I decided to take my planned tempo run to the Oval yesterday, mostly because of its flatness. With 10K on the agenda, that would mean nearly 12 times around the roughly half-mile loop.
Looking back at my training so far this year, clearly I’ve been slacking on the tempo front. I used to try to work in both a track and a tempo session each week, but lately I’ve only been doing the track work. Primarily because that’s what my group was doing, but also because I actually enjoy track workouts while I generally despise tempo runs.
But sometimes you’ve gotta do stuff you don’t really enjoy. And even though it wasn’t exactly fun, I needed a long, grinding tempo to make me feel like I’m even a little bit prepared for this marathon next month.
Since Piedmont Park is a mini version of Central Park, I decided to do a mini version of the classic CPTC marathon pace/half marathon pace tempo, or as Megan recently called it, the 2 X 4 Mile Beast.
Meet the 2 X 5K Mini Beast.
I was pretty happy with how this went. Nice even splits! The last couple of miles were definitely hard, both on account of the faster pace and the fact that I was starting to get bored of looping the Oval. Total workout was nine miles and change, including warm up and cool down.
My new ASICS DS Trainer 17‘s felt great during the workout:
Before leaving my old job, I had to take advantage of my employee discount one last time. I almost picked up a pair of the new Brooks Ravenna 3, but given that I wasn’t totally thrilled with the mileage I got out of the previous version of the Ravenna, I decided to mix it up and go with a comparable shoe from ASICS instead.
Like the Ravenna, the DS Trainer is a light stability shoe, designed to provide a touch of support for mild over-pronators, while weighing in a bit lighter than a traditional stability shoe. (The DS Trainer is 8.8 ounces, versus 9.3 ounces for ASICS’s traditional stability shoe, the GT-2170.) Previous versions of the DS Trainer had run very narrow and had a weird puffy collar thing around the ankle; the new version released this year seems to be a touch roomier in the toe box, and the collar thing is significantly less puffy. So I decided to give them a try.

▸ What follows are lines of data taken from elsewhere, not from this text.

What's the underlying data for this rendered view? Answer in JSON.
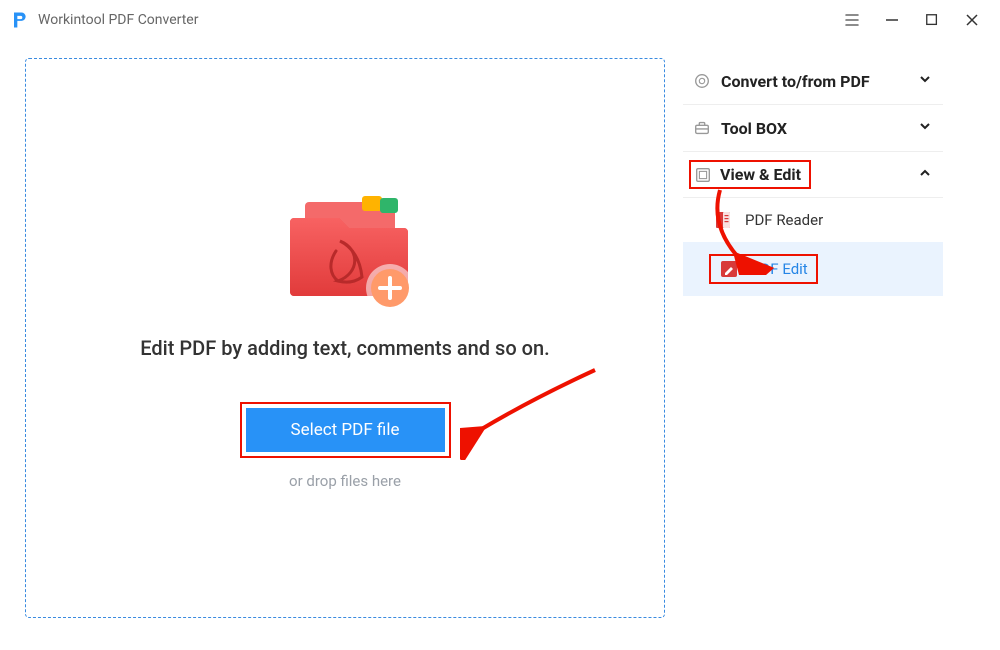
{
  "app": {
    "title": "Workintool PDF Converter"
  },
  "dropzone": {
    "title": "Edit PDF by adding text, comments and so on.",
    "button": "Select PDF file",
    "hint": "or drop files here"
  },
  "sidebar": {
    "convert": {
      "label": "Convert to/from PDF"
    },
    "toolbox": {
      "label": "Tool BOX"
    },
    "viewedit": {
      "label": "View & Edit"
    },
    "items": [
      {
        "label": "PDF Reader"
      },
      {
        "label": "PDF Edit"
      }
    ]
  }
}
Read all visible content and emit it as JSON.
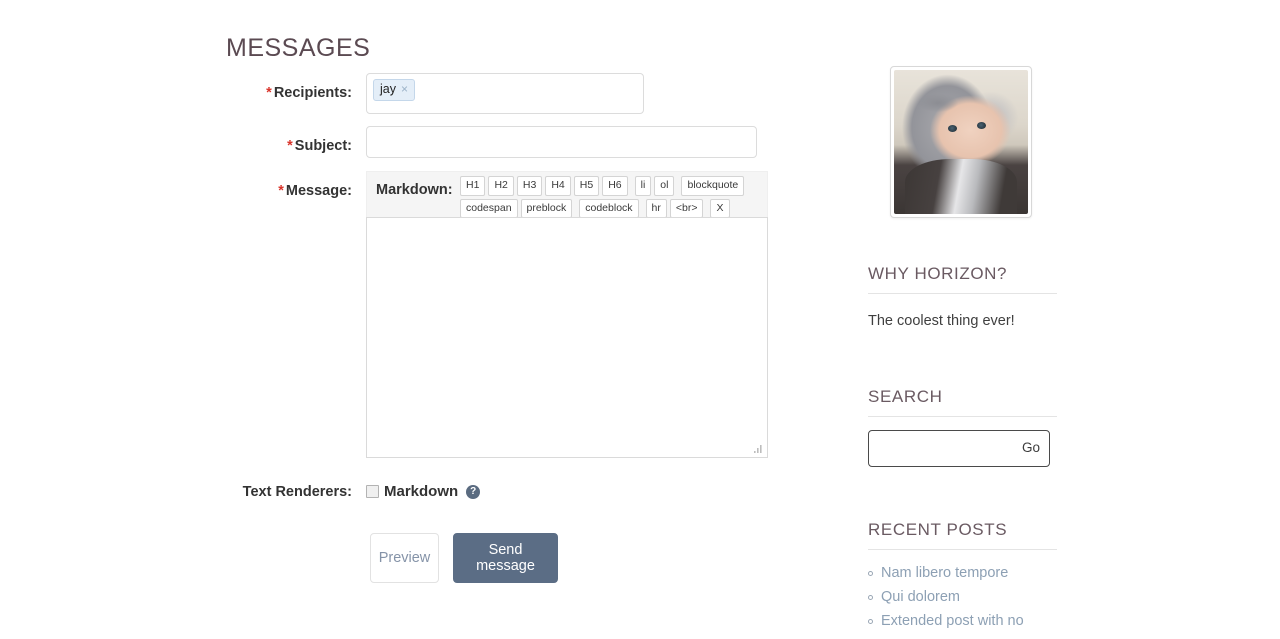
{
  "main": {
    "page_title": "MESSAGES",
    "fields": {
      "recipients": {
        "label": "Recipients:",
        "required_marker": "*",
        "tokens": [
          {
            "text": "jay",
            "remove": "×"
          }
        ]
      },
      "subject": {
        "label": "Subject:",
        "required_marker": "*",
        "value": "",
        "placeholder": ""
      },
      "message": {
        "label": "Message:",
        "required_marker": "*",
        "value": "",
        "placeholder": ""
      }
    },
    "markdown_toolbar": {
      "label": "Markdown:",
      "row1": [
        "H1",
        "H2",
        "H3",
        "H4",
        "H5",
        "H6",
        "li",
        "ol",
        "blockquote"
      ],
      "row2": [
        "codespan",
        "preblock",
        "codeblock",
        "hr",
        "<br>",
        "X"
      ]
    },
    "text_renderers": {
      "label": "Text Renderers:",
      "checkbox_label": "Markdown",
      "checked": false,
      "help_glyph": "?"
    },
    "buttons": {
      "preview": "Preview",
      "send": "Send message"
    }
  },
  "sidebar": {
    "avatar_alt": "baby wearing grey knit hood",
    "why": {
      "heading": "WHY HORIZON?",
      "body": "The coolest thing ever!"
    },
    "search": {
      "heading": "SEARCH",
      "value": "",
      "placeholder": "",
      "go_label": "Go"
    },
    "recent_posts": {
      "heading": "RECENT POSTS",
      "items": [
        "Nam libero tempore",
        "Qui dolorem",
        "Extended post with no"
      ]
    }
  },
  "colors": {
    "heading": "#6a5a62",
    "required": "#d9342b",
    "primary_button": "#5b6d85",
    "secondary_text": "#8da0b4",
    "token_bg": "#e4eef8"
  }
}
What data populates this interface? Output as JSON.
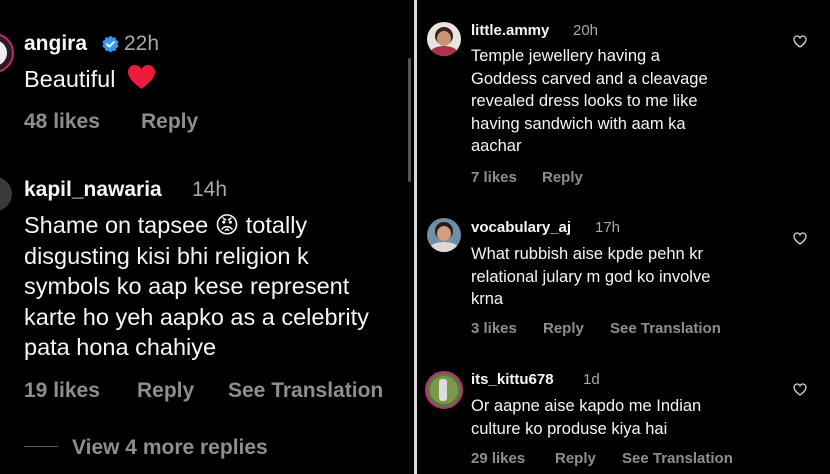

I’ve been running in them for a couple of weeks, and no complaints so far! It’s a nice soft shoe that doesn’t feel too clunky or heavy.
I’m still alternating with my Brooks PureFlows, but I think having a traditional cushioned shoe for longer runs is a good thing for me. When I had that weird foot pain a couple of weeks ago, I’d been running almost exclusively in the PureFlows and had done a 20-miler in them day the pain started. No idea whether the foot issue was in any way related to my choice of shoes, but I’m going to be a little more cautious just in case.
Recovery run on the agenda tonight. You’ll find me in Piedmont Park again, but I think I’ll be avoiding the Active Oval.